Visualization to illustrate the results of Hypothesis 2:

library(ggplot2)

# Creating a histogram for the Hourly Wage distribution in Texas
ggplot(data[data$State == "Texas", ], aes(x = Hourly_Wage_Avg)) +
  geom_histogram(binwidth = 2, fill = "blue", color = "black", alpha = 0.7) +
  labs(title = "Hourly Wage Distribution of Registered Nurses in Texas (2020)",
       x = "Hourly Wage", y = "Frequency") +
  theme_minimal()

The histogram illustrates the distribution of hourly wages for RNs in Texas for the year 2020. It provides a visual representation of the frequency of different wage levels. The statistical tests, particularly the t-test, suggest that there is a significant difference in the average hourly wage in Texas compared to the hypothetical mean.

The rejection of the null hypothesis in the t-test indicates that the average hourly wage in Texas is unlikely to be equal to the hypothetical mean. This finding is significant as it highlights disparities or unique characteristics in the wage distribution for RNs in Texas compared to the reference value. The histogram helps visualize the shape and spread of the wage distribution, providing additional context to the significance of the statistical tests.

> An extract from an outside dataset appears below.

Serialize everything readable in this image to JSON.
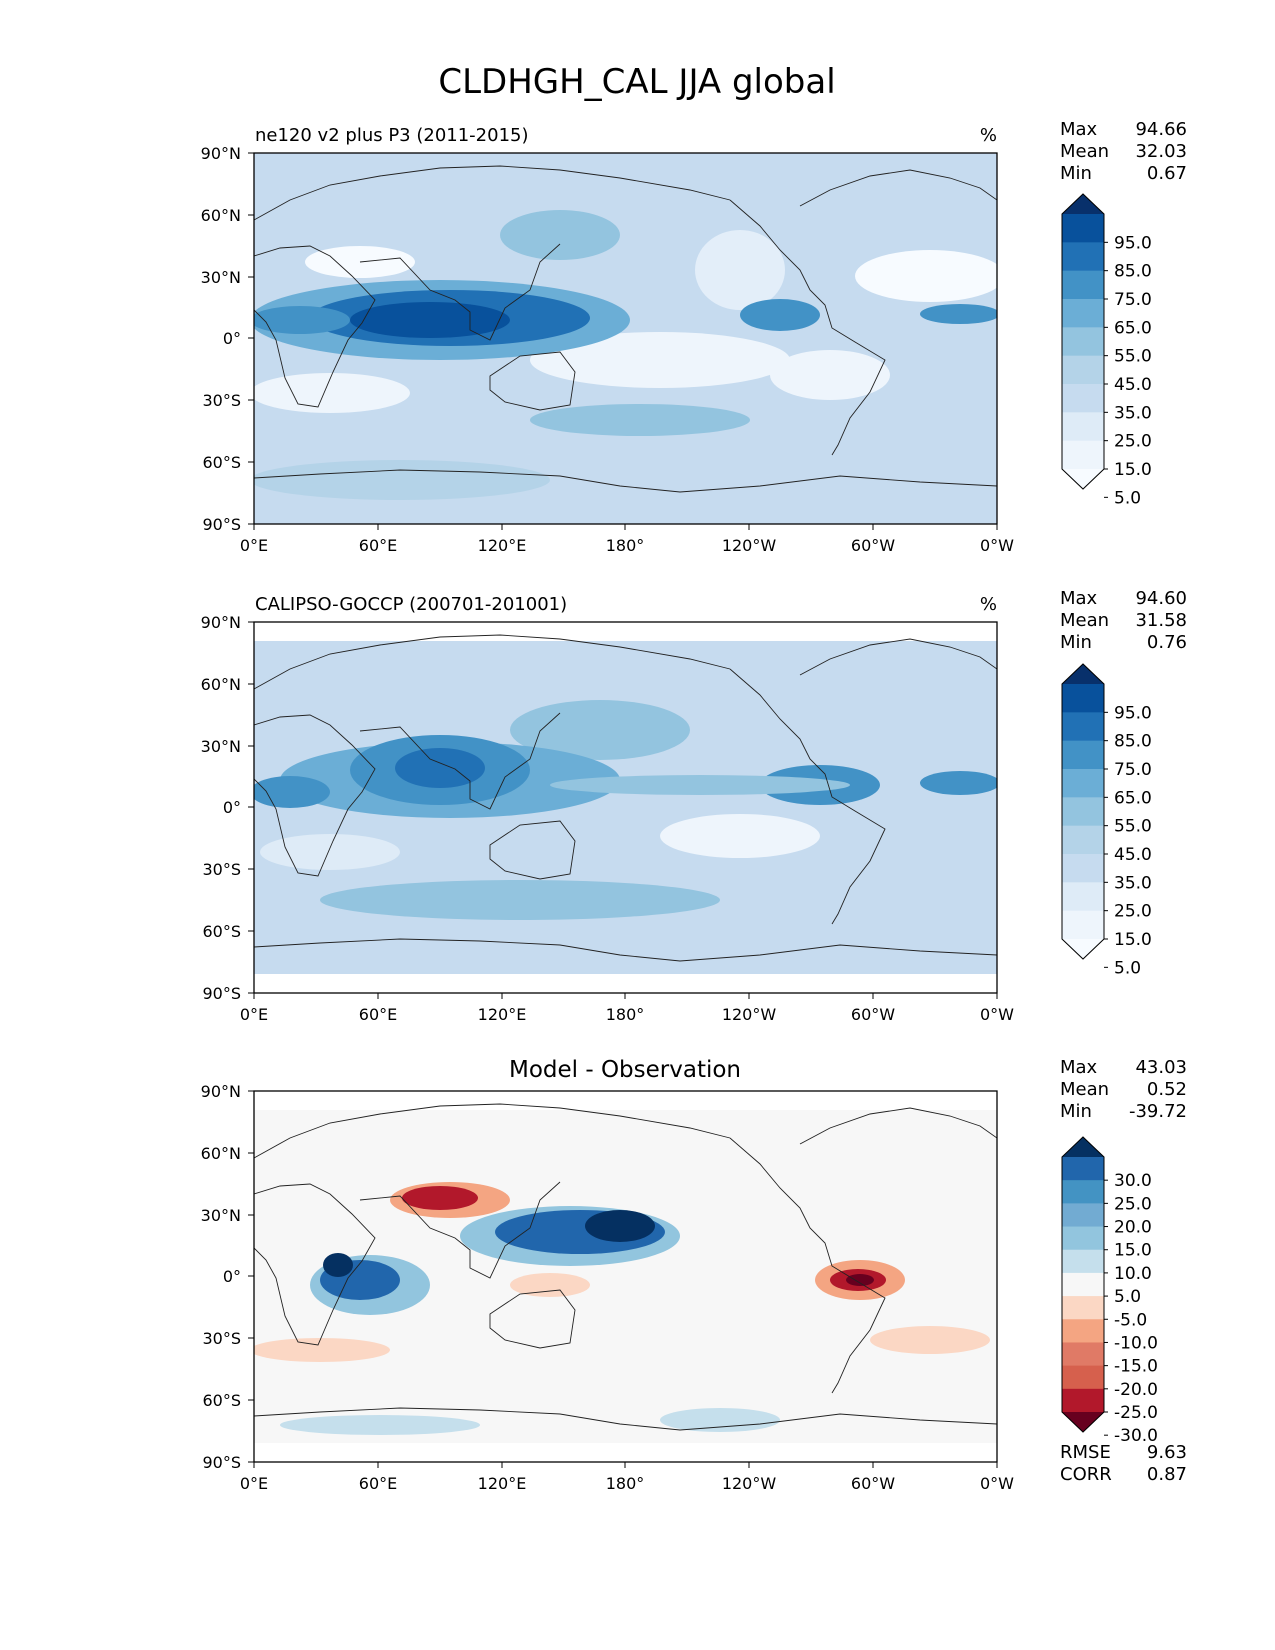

Despite the significant result from the t-test, the warning about the chi-squared approximation in the Fisher’s style test raises questions about the validity of the statistical methods used and the accuracy of the results. Further investigation is needed to understand the reasons for the observed difference in hourly wage and the appropriateness of the statistical tests employed.

Exploring potential factors contributing to the wage distribution, such as regional variations, cost of living, demand-supply dynamics, and healthcare policies specific to Texas, would provide deeper insights into the wage landscape for RNs in the state.

Additionally, assessing the robustness of the findings through sensitivity analyses or alternative statistical approaches could help validate the observed differences in hourly wages in Texas.

In summary, the histogram visualization and statistical tests shed light on the hourly wage distribution for RNs in Texas, indicating significant differences compared to a hypothetical mean.

Further investigation and consideration of additional factors are necessary to fully understand the implications of these findings and guide informed decision-making in healthcare workforce planning and policy development.